The PDF version of the [3Q 2006 Manhattan Market Overview [Miller Samuel]]( that I write for [Prudential Douglas Elliman [PDE]]( is available for download. I have been writing these market reports for them since 1994. The delay in getting this pretty version ready was my fault this quarter…sorry.

In addition, you can see the [methodology]) that went into the report including the [neighborhood boundaries]( and the [type of content]( we have available.

You can also [build your own custom data tables]( using the aggregate report data (from 1Q 89 through 3Q 2006) and view a series of [market charts](, many related to the current market report.

_An excerpt_

…Prices are off in the current quarter from record levels set in the prior quarter but remain above levels seen in the prior year quarter. Overall inventory has stabilized for the first time since the end of 2004 but that appears to be due more to the offsetting decline in co-op re-sale inventory and increase in condo inventory where more than 60% of the growth is attributable to new development. Fixed and adjustable rate mortgage rates fell over the quarter but that did not stimulate additional demand. There seems to be plenty of buyers out there as lenders report rising numbers of pre-qualified buyers. Other factors such as stable local economic conditions, including an optimistic Wall Street bonus outlook, reasonable employment and payroll levels, fiscal austerity by local government and currency exchange rates encouraging foreign investment added to the stability of the market. Nevertheless, these conditions have not convinced would-be buyers to make a purchase decision as evidenced by weaker sales and increased rental activity….

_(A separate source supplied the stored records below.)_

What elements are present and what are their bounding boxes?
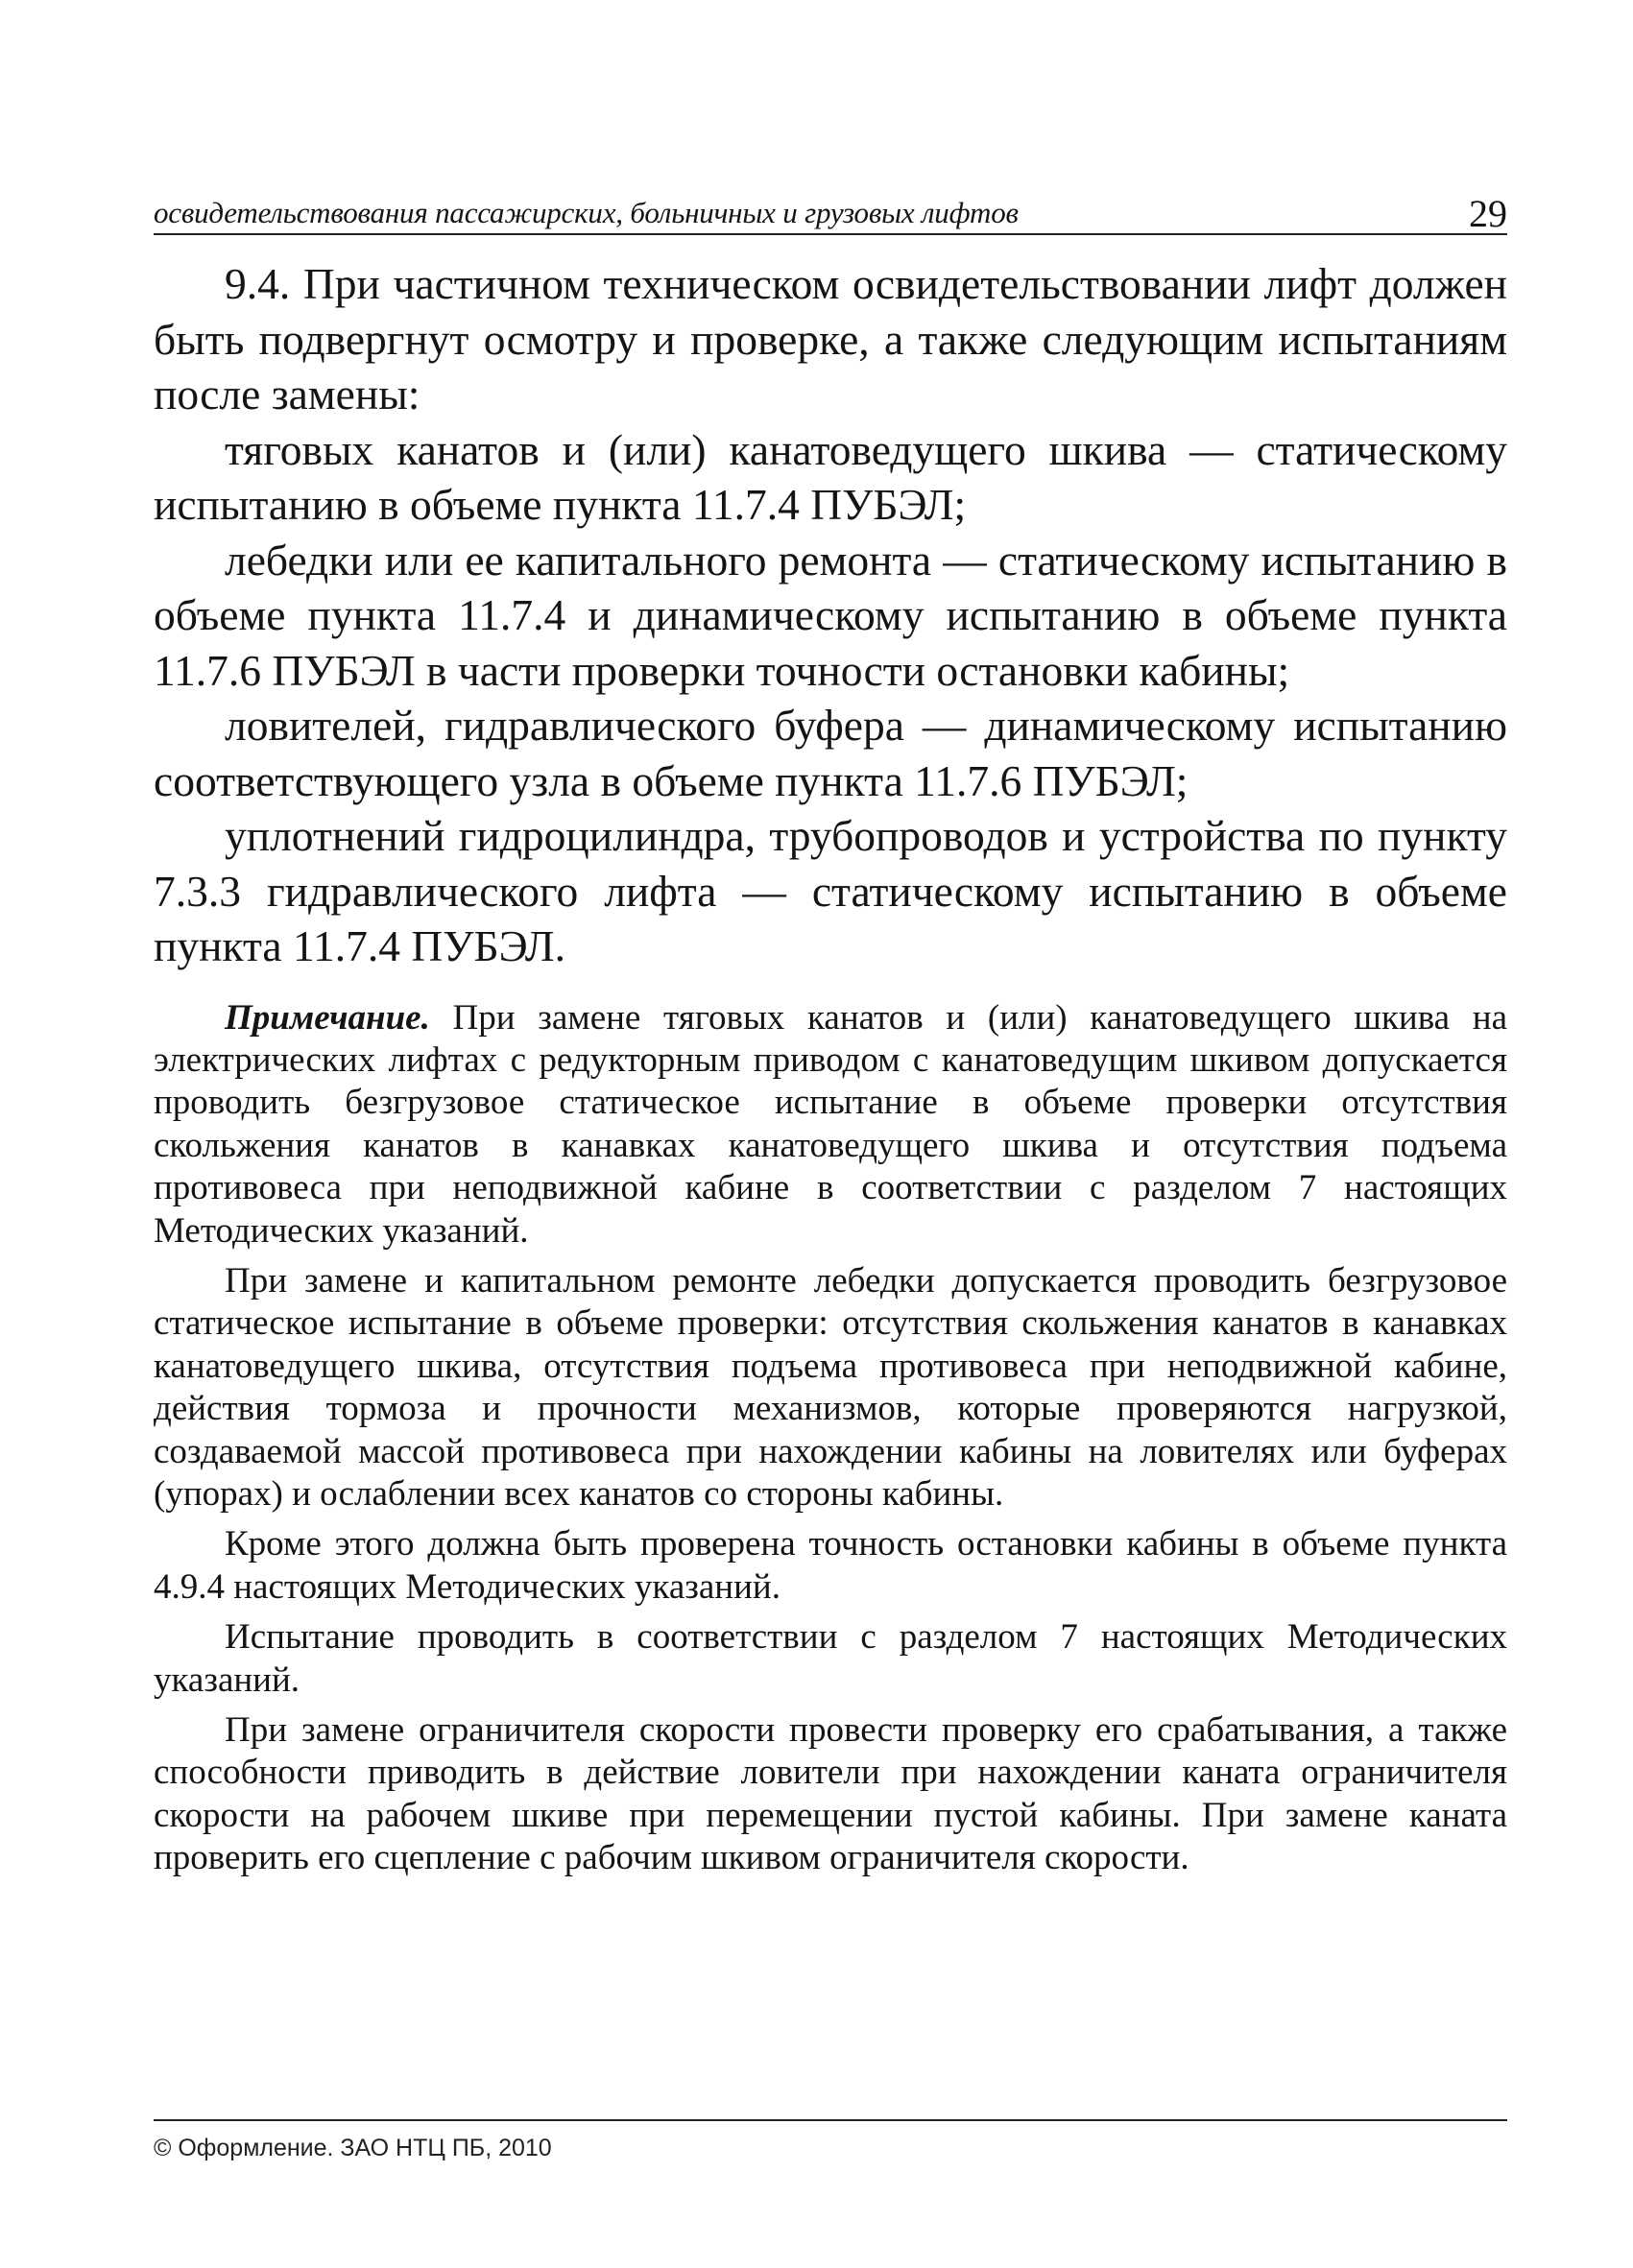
note-label: Примечание.: [225, 997, 430, 1038]
main-text: [154, 256, 1507, 974]
note-paragraph-speed-limiter: При замене ограничителя скорости провести проверку его срабатывания, а также способности приводить в действие ловители при нахождении каната ограничителя скорости на рабочем шкиве при перемещении пустой кабины. При замене каната проверить его сцепление с рабочим шкивом ограничителя скорости.: [154, 1710, 1507, 1878]
paragraph-9-4: 9.4. При частичном техническом освидетельствовании лифт должен быть подвергнут осмотру и проверке, а также следующим испытаниям после замены:: [154, 259, 1507, 418]
list-item-catchers: ловителей, гидравлического буфера — динамическому испытанию соответствующего узла в объеме пункта 11.7.6 ПУБЭЛ;: [154, 701, 1507, 805]
note-paragraph-winch: При замене и капитальном ремонте лебедки допускается проводить безгрузовое статическое испытание в объеме проверки: отсутствия скольжения канатов в канавках канатоведущего шкива, отсутствия подъема противовеса при неподвижной кабине, действия тормоза и прочности механизмов, которые проверяются нагрузкой, создаваемой массой противовеса при нахождении кабины на ловителях или буферах (упорах) и ослаблении всех канатов со стороны кабины.: [154, 1260, 1507, 1514]
document-page: [154, 187, 1507, 1888]
list-item-hydraulic-seals: уплотнений гидроцилиндра, трубопроводов и устройства по пункту 7.3.3 гидравлического лифта — статическому испытанию в объеме пункта 11.7.4 ПУБЭЛ.: [154, 811, 1507, 970]
notes-section: [154, 997, 1507, 1880]
note-paragraph-stop-accuracy: Кроме этого должна быть проверена точность остановки кабины в объеме пункта 4.9.4 настоящих Методических указаний.: [154, 1524, 1507, 1607]
page-number: 29: [1469, 192, 1507, 235]
note-paragraph: [154, 997, 1507, 1253]
running-title: освидетельствования пассажирских, больничных и грузовых лифтов: [154, 196, 1019, 229]
copyright-text: © Оформление. ЗАО НТЦ ПБ, 2010: [154, 2135, 552, 2161]
list-item-winch: лебедки или ее капитального ремонта — статическому испытанию в объеме пункта 11.7.4 и динамическому испытанию в объеме пункта 11.7.6 ПУБЭЛ в части проверки точности остановки кабины;: [154, 535, 1507, 695]
note-text: При замене тяговых канатов и (или) канатоведущего шкива на электрических лифтах с редукторным приводом с канатоведущим шкивом допускается проводить безгрузовое статическое испытание в объеме проверки отсутствия скольжения канатов в канавках канатоведущего шкива и отсутствия подъема противовеса при неподвижной кабине в соответствии с разделом 7 настоящих Методических указаний.: [154, 997, 1507, 1251]
note-paragraph-test-procedure: Испытание проводить в соответствии с разделом 7 настоящих Методических указаний.: [154, 1617, 1507, 1700]
page-footer: [154, 2119, 1507, 2162]
running-header: [154, 187, 1507, 235]
list-item-traction-ropes: тяговых канатов и (или) канатоведущего шкива — статическому испытанию в объеме пункта 11.7.4 ПУБЭЛ;: [154, 424, 1507, 529]
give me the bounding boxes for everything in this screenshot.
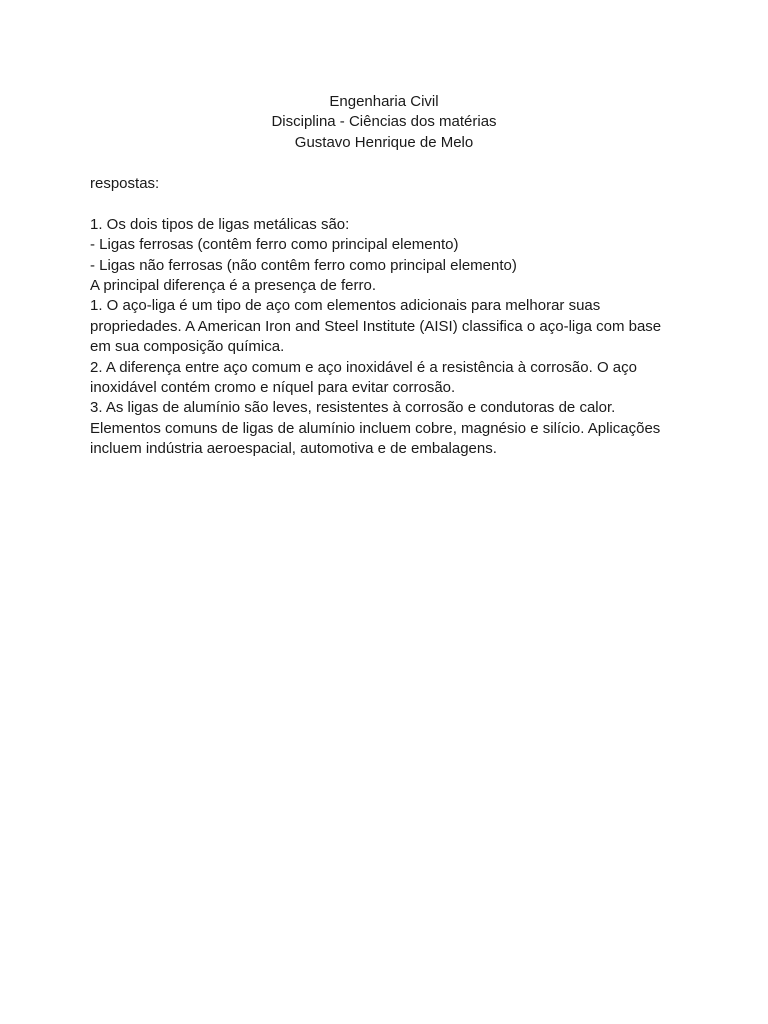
text-line: - Ligas ferrosas (contêm ferro como principal elemento) — [90, 236, 459, 254]
text-line: 1. O aço-liga é um tipo de aço com elementos adicionais para melhorar suas — [90, 297, 601, 315]
blank-line — [90, 194, 680, 214]
text-line: 3. As ligas de alumínio são leves, resistentes à corrosão e condutoras de calor. — [90, 399, 616, 417]
text-line: A principal diferença é a presença de ferro. — [90, 277, 377, 295]
text-line: propriedades. A American Iron and Steel Institute (AISI) classifica o aço-liga com base — [90, 317, 662, 335]
text-line: em sua composição química. — [90, 338, 285, 356]
text-line: incluem indústria aeroespacial, automotiva e de embalagens. — [90, 440, 497, 458]
text-line: 1. Os dois tipos de ligas metálicas são: — [90, 215, 350, 233]
course-title: Engenharia Civil — [329, 93, 439, 110]
text-line: inoxidável contém cromo e níquel para evitar corrosão. — [90, 379, 456, 397]
document-header — [0, 92, 768, 153]
discipline-title: Disciplina - Ciências dos matérias — [271, 113, 497, 131]
text-line: - Ligas não ferrosas (não contêm ferro como principal elemento) — [90, 256, 517, 274]
author-name: Gustavo Henrique de Melo — [294, 133, 474, 151]
text-line: Elementos comuns de ligas de alumínio incluem cobre, magnésio e silício. Aplicações — [90, 419, 661, 437]
text-line: 2. A diferença entre aço comum e aço inoxidável é a resistência à corrosão. O aço — [90, 358, 637, 376]
intro-label: respostas: — [90, 175, 160, 192]
document-body — [90, 174, 680, 460]
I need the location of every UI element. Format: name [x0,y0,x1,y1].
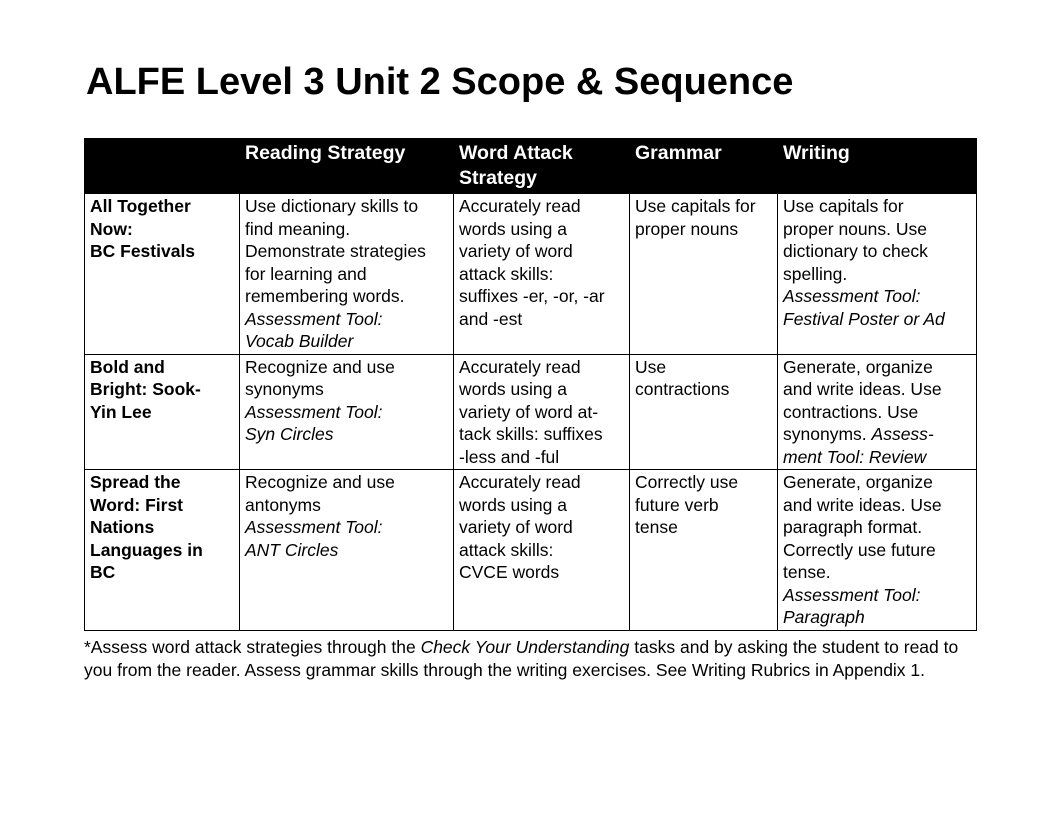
word-attack-cell: Accurately read words using a variety of word at- tack skills: suffixes -less and -ful [454,354,630,470]
header-reading-strategy: Reading Strategy [240,139,454,194]
word-attack-cell: Accurately read words using a variety of word attack skills: suffixes -er, -or, -ar and -est [454,194,630,355]
writing-cell: Generate, organize and write ideas. Use paragraph format. Correctly use future tense. Assessment Tool: Paragraph [778,470,977,631]
table-row [85,194,977,355]
unit-cell: Bold and Bright: Sook- Yin Lee [85,354,240,470]
header-writing: Writing [778,139,977,194]
grammar-cell: Use contractions [630,354,778,470]
grammar-cell: Use capitals for proper nouns [630,194,778,355]
writing-cell: Generate, organize and write ideas. Use contractions. Use synonyms. Assess- ment Tool: Review [778,354,977,470]
unit-cell: Spread the Word: First Nations Languages in BC [85,470,240,631]
grammar-cell: Correctly use future verb tense [630,470,778,631]
reading-strategy-cell: Recognize and use synonyms Assessment Tool: Syn Circles [240,354,454,470]
header-grammar: Grammar [630,139,778,194]
footnote-emphasis: Check Your Understanding [420,637,630,657]
reading-strategy-cell: Use dictionary skills to find meaning. Demonstrate strategies for learning and remembering words. Assessment Tool: Vocab Builder [240,194,454,355]
header-unit [85,139,240,194]
scope-sequence-table [84,138,977,631]
table-row [85,354,977,470]
table-row [85,470,977,631]
page-title: ALFE Level 3 Unit 2 Scope & Sequence [86,61,794,103]
footnote: *Assess word attack strategies through the Check Your Understanding tasks and by asking the student to read to you from the reader. Assess grammar skills through the writing exercises. See Writing Rubrics in Appendix 1. [84,637,959,680]
table-header-row [85,139,977,194]
reading-strategy-cell: Recognize and use antonyms Assessment Tool: ANT Circles [240,470,454,631]
header-word-attack-strategy: Word Attack Strategy [454,139,630,194]
word-attack-cell: Accurately read words using a variety of word attack skills: CVCE words [454,470,630,631]
unit-cell: All Together Now: BC Festivals [85,194,240,355]
writing-cell: Use capitals for proper nouns. Use dictionary to check spelling. Assessment Tool: Festival Poster or Ad [778,194,977,355]
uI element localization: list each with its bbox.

Download report: [3Q 2006 Manhattan Market Overview [pdf]](


  1. WT Economist October 24, 2006 at 8:11 am

    If you’ve got it, I’d really like to see data on condo and coop prices from the 1980s and early 1990s. It might put the recent run-up and current uncertainty in context.

    I’ve decided the market has become so bizzare that, were I an appraiser, I would use the “income approach” typically used for income producing properties for owner-occupied units as well. But based on the incomes of the people who have purchased in the area in recent years and traditional mortgage underwriting criteria. After figuring out what the area SHOULD BE selling for, I would only use comparable sales to adjust for the value of a property relative to the area average.

    My guess is in late 2007 and into 2008 people will be looking for criteria for a “fair price” and a “bottom.”

  2. Sandy Mattingly October 24, 2006 at 2:25 pm

    THX for (finally) getting the Q3 report out, JM. I was beginning to think that PruDE was blocking my server, given the number of times I checked their site for the report since the press reported your big numbers.

    You have some impressionistic stuff in your Loft Market section (“… a temporary shift in the type of loft properties …”); I wonder if you have a sense of how much of the loft market the last two years has been new top-end condo development.

    My sense is that there is a disproportionately large variation in the quality of, say, 2000 sq ft lofts, compared to, say Upper East Side Classic Sixes. So if the recent transactions are heavily skewed to brand new uber-lofts in Tribeca (compared to Flatiron lofts that have not been renovated in 15 years), the loft averages would be inflated – especially with the relatively small number of transactions. Sorry for the syntax garble, but I hope you know what I mean….

    Any thoughts on that mix issue for loft sales reported?